進來里面的人若往后還想出去好好活,基本全靠一口氣兒吊著,有的人是為了出去東山再起挽回名聲,有的人為了錢財,老陳那樣的是為了妻子兒女。
而吊著陸斯回活下去的這口氣,是復仇二字。
陸斯回脫下囚服,換上了進來時穿的衣服,上衣是件秋季款的黑色衛衣,現在穿實在不合時節。他在出獄人員信息表上簽下姓名后,警察拿給他剩下的東西,不多就四樣:錢包、手表、筆、還有那只斷了的銀手鐲。
陸斯回瞧了兩眼那只銀手鐲,邊戴手表邊問對面的女警察,井和廣場離這兒遠嗎?
挺遠的,坐車也得一個多小時吧。女警察因為他相貌出眾還多觀察了下,又核對了一遍信息后道:可以了,你能走了。
好。陸斯回拿起東西往外走。
誒,你的筆還沒拿呢!警察叫住他。
陸斯回頓住,語氣平淡無痕,哦,忘了。
他折返回來,拿起桌子上被遺忘的那支鋼筆,沒任何憐惜地扔進了垃圾桶。
邁出監獄大門的那一刻,陸斯回的眉宇間三年來第一次感受到了陽光帶來的刺痛,他揚起頭,青空澄澈,白光灼灼,此刻重獲了自由。
都講究出監獄的時候,不能回頭看,他卻偏偏回頭認真看了幾眼,這個自己待了三年的地方。監獄厚重的大鐵門早被烈日曬得鼓起了鐵皮,甚至還能嗅到那股子銹味。
喂,沒聽過出來不能回頭看?
你一警察也迷信?陸斯回剛出來時就看到了邢亮站在不遠處,他三年前負責自己的案子。
警察不警察的,活久了連鬼都信。邢亮拆開那種廉價的軟包裝煙,拿出一根叼嘴里,又遞給他一根。
出獄都沒人迎?邢亮點煙點了兩三次都點不著,低聲咒罵了一句,媽的。
陸斯回瞧他費勁,皺著眉一把拿過他的打火機,背著風點著。
邢亮吸了一口,煙便宜,味道沖得他咳了兩聲:上車!
不順路。陸斯回說著環視了一圈空蕩的周圍。
你去哪兒我送你,這能打著車?閻王都不來這兒做生意!
上車后,邢亮扒拉開車上亂七八糟的廢塑料瓶,又問,你不回南城去哪兒?
景懷街323號。陸斯回報出老陳告訴自己的地址。
邢亮按了半天導航,邊按邊罵,那盛老王八蛋三年前又是利用南城監獄翻修把你弄井和,又是安排車禍,今天倒是沒派人來露臉。
他估計是巴不得你忘了他,做他的青天白日夢!
......
怎么不抽?戒了?邢亮指了下他拿在手里的煙。
沒。
陸斯回點著手里的煙,正要吸卻想起他妹曾勸他少抽些煙,讓他對自己身體好點。

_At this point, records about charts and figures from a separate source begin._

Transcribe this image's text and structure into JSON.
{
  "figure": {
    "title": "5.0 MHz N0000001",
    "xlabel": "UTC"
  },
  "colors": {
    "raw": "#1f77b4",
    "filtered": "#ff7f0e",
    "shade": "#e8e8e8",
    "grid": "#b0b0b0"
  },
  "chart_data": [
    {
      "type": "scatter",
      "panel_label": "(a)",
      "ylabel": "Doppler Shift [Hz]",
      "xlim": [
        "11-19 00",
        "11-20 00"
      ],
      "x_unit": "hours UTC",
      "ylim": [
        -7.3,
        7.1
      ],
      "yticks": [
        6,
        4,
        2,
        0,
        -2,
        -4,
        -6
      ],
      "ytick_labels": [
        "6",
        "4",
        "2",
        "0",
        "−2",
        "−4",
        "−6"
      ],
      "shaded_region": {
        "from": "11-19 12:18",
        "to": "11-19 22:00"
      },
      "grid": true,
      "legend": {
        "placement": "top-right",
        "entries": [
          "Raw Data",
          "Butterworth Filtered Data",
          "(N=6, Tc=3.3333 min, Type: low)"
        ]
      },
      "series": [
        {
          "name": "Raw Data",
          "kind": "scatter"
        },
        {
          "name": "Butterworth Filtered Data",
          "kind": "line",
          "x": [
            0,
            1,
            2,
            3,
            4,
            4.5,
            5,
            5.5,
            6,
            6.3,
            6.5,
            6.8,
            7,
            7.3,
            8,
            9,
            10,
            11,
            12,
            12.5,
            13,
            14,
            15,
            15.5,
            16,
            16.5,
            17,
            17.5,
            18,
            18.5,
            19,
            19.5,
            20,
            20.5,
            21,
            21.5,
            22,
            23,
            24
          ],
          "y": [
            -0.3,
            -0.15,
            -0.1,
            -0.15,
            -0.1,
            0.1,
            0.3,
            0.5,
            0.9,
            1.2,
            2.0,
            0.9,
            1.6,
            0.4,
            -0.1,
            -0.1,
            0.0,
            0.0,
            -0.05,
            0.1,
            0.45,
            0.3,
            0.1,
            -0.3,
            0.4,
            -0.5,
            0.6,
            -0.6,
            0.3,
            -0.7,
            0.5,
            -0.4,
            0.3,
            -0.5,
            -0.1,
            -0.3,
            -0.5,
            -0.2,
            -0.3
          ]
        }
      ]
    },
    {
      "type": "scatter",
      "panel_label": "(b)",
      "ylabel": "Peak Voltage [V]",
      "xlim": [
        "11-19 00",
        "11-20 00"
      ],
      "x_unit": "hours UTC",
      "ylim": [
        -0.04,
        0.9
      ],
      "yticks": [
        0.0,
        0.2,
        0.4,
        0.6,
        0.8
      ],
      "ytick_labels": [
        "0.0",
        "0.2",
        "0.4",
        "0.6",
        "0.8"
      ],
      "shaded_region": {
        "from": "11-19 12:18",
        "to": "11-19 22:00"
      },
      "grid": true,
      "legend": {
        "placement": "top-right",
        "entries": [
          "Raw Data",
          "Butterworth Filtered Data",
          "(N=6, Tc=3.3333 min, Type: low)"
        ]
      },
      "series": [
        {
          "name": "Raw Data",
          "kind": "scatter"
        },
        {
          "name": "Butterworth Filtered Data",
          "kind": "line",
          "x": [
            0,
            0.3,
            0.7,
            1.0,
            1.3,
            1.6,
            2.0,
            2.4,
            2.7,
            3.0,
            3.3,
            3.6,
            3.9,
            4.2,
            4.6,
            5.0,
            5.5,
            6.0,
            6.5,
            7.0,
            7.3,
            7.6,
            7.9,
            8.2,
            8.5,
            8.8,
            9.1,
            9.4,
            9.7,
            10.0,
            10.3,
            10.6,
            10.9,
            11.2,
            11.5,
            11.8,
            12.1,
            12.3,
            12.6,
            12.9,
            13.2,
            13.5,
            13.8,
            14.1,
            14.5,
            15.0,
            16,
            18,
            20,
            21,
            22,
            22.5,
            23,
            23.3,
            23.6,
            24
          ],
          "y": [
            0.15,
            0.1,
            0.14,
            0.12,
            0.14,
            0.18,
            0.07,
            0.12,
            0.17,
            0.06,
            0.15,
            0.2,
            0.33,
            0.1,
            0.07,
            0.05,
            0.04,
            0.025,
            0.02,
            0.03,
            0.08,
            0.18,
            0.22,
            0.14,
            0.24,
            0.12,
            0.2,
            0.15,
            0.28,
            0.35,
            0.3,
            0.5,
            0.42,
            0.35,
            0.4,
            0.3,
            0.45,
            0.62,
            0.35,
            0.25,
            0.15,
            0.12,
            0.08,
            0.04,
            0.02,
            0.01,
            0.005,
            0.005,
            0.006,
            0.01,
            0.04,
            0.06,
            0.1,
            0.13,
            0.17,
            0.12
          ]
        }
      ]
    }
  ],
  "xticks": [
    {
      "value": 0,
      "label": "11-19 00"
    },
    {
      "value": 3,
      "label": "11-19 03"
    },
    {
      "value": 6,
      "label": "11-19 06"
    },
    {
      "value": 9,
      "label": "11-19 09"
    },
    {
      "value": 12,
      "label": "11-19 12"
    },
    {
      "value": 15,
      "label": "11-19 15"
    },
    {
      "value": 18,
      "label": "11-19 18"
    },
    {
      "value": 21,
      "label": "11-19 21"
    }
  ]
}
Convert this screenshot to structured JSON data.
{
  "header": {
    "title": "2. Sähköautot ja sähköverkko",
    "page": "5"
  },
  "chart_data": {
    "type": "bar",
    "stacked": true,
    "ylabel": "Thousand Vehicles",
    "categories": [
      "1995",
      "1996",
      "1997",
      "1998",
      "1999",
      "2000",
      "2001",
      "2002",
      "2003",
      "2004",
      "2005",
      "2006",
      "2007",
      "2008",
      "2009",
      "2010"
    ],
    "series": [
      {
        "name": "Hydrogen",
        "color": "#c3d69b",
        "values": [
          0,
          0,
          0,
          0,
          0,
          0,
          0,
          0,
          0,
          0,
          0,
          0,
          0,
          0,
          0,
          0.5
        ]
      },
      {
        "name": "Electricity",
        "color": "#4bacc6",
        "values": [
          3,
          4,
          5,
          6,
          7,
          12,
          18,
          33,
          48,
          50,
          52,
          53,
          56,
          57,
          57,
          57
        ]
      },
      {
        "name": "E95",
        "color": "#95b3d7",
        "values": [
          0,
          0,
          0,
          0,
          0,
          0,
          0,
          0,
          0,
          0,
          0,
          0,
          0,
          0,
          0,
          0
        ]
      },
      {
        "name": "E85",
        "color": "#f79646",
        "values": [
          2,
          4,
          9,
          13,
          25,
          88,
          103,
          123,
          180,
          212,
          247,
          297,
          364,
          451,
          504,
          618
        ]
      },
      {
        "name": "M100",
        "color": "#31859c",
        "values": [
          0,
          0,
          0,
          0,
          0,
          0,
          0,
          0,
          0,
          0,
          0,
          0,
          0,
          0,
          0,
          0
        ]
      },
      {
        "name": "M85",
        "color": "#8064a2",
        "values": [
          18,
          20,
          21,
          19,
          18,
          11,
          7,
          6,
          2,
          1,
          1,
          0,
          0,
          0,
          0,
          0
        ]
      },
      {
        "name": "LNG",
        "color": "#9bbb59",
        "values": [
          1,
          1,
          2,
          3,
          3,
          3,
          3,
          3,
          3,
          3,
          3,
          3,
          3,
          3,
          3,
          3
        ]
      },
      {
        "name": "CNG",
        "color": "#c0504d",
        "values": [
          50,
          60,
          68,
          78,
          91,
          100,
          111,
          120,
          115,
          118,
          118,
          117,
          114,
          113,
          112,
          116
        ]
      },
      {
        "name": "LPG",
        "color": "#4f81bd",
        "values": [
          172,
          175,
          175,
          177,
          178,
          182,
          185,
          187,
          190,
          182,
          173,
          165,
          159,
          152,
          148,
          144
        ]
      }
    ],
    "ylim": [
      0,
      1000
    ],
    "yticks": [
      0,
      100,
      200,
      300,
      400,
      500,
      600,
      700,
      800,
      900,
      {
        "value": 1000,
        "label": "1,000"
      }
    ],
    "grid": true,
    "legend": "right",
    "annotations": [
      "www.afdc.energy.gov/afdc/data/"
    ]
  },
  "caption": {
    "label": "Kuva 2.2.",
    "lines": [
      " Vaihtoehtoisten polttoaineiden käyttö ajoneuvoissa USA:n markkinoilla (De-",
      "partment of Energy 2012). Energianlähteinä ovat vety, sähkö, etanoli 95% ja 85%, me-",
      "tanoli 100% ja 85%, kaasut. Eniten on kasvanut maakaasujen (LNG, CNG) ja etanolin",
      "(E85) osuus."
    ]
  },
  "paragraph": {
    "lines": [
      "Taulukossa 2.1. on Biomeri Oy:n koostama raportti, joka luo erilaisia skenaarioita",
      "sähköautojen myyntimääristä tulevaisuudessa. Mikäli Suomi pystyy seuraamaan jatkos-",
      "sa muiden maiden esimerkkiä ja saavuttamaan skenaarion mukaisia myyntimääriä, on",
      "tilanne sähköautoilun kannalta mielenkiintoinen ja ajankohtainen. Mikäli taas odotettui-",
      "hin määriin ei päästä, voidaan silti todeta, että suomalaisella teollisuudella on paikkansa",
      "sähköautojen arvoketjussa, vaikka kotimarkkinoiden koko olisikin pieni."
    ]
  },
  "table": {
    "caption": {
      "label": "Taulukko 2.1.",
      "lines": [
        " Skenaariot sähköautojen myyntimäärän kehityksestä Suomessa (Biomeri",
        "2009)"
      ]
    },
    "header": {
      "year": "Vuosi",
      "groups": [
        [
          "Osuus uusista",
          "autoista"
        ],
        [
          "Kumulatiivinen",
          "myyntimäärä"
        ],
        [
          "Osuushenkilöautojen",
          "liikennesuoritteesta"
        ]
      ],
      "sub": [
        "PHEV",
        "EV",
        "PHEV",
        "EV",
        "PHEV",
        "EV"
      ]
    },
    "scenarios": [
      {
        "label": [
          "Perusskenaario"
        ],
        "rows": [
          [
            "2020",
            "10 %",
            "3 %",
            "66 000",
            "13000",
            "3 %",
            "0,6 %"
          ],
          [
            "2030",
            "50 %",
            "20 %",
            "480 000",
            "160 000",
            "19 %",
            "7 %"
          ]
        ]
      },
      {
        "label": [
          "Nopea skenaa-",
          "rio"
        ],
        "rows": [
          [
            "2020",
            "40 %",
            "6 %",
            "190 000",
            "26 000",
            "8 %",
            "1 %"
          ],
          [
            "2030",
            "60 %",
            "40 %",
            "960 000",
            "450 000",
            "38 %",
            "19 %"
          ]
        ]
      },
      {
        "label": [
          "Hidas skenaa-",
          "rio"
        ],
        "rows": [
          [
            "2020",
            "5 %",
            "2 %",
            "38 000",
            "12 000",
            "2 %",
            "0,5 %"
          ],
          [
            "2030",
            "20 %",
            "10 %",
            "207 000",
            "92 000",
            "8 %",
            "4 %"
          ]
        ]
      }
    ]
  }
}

可他的胸口忽然像被扯了一下,扯得生疼,隨即直接用手捻滅了煙,指腹傳來灼痛感。
一路上邢亮在旁邊罵罵咧咧,吵得要命,而陸斯回只是望著車窗外一言不發,直到邢亮問他,你針對盛世堯有什么計劃沒?
邢亮問完話車內還是寂靜無聲,他胡亂地撓了撓后腦勺,問你話呢!有沒有關于證明你清白的計劃?你能不能吭個聲?
車窗開著,風和干燥的塵土一股腦兒往里灌,邢亮邊開車邊不斷扭頭看向陸斯回,只見陸斯回將手中的煙用力捻捏折,不屑地問道:邢警官,你們警察是不是過于好當了些?
清白要靠自證,公民養你們這些警察吃干飯?他手里漏出的深棕色煙草被風吹散,你說三年前那場車禍是盛世堯安排的,證據呢?
聽到質問聲,邢亮握著方向盤的手更緊了,嘴唇下抿,咽了一口唾沫,我確實調查過了,當年肇事的貨車司機就是盛世集團下的員工。
有什么用?和盛世堯沒直接關系就一點用都沒有。陸斯回聲音的溫度機械而冰冷,如果三年前不是有人及時救了我,我就死了。你們一句調查過了,就能交待得了?
你說得對!不能。呲呲的剎車時隨著話語聲響起。
邢亮踩了剎車把車停到路旁,將煙頭用力捻滅,聲音沙啞,這三年我沒睡過一個安生覺,想過幾萬遍如果你出事兒的時候我能早到一步多好,也一直在想要是當時我哪怕像現在一樣是個隊長,有點調查的權力,案子是不是也會有轉機?
他深陷的眼眶變得猩紅,情緒激動,唾沫星子橫飛,這三年我一直在盯著盛世堯一家,可還是沒有辦法找到他犯罪的證據。我講這些不是為了賣慘,是想告訴你,我這個警察當的就是他媽的這么窩囊!
我證明不了他有罪,也證明不了你無罪!邢亮嘴角處掛著的絕望感讓整張臉看起來都有些病態,在幾秒間又猝然像泄了氣的皮球,他兩手狠力揉了揉自己坍塌的臉,哀聲說,我沒有辦法
其實,很多時候大家都在探尋一個發泄口罷了,陸斯回知道邢亮心里的內疚像一座移不走的大山。在刑亮能力范圍內他能做的已經都做過了,不欠自己什么,毫無疑問他是個好警察。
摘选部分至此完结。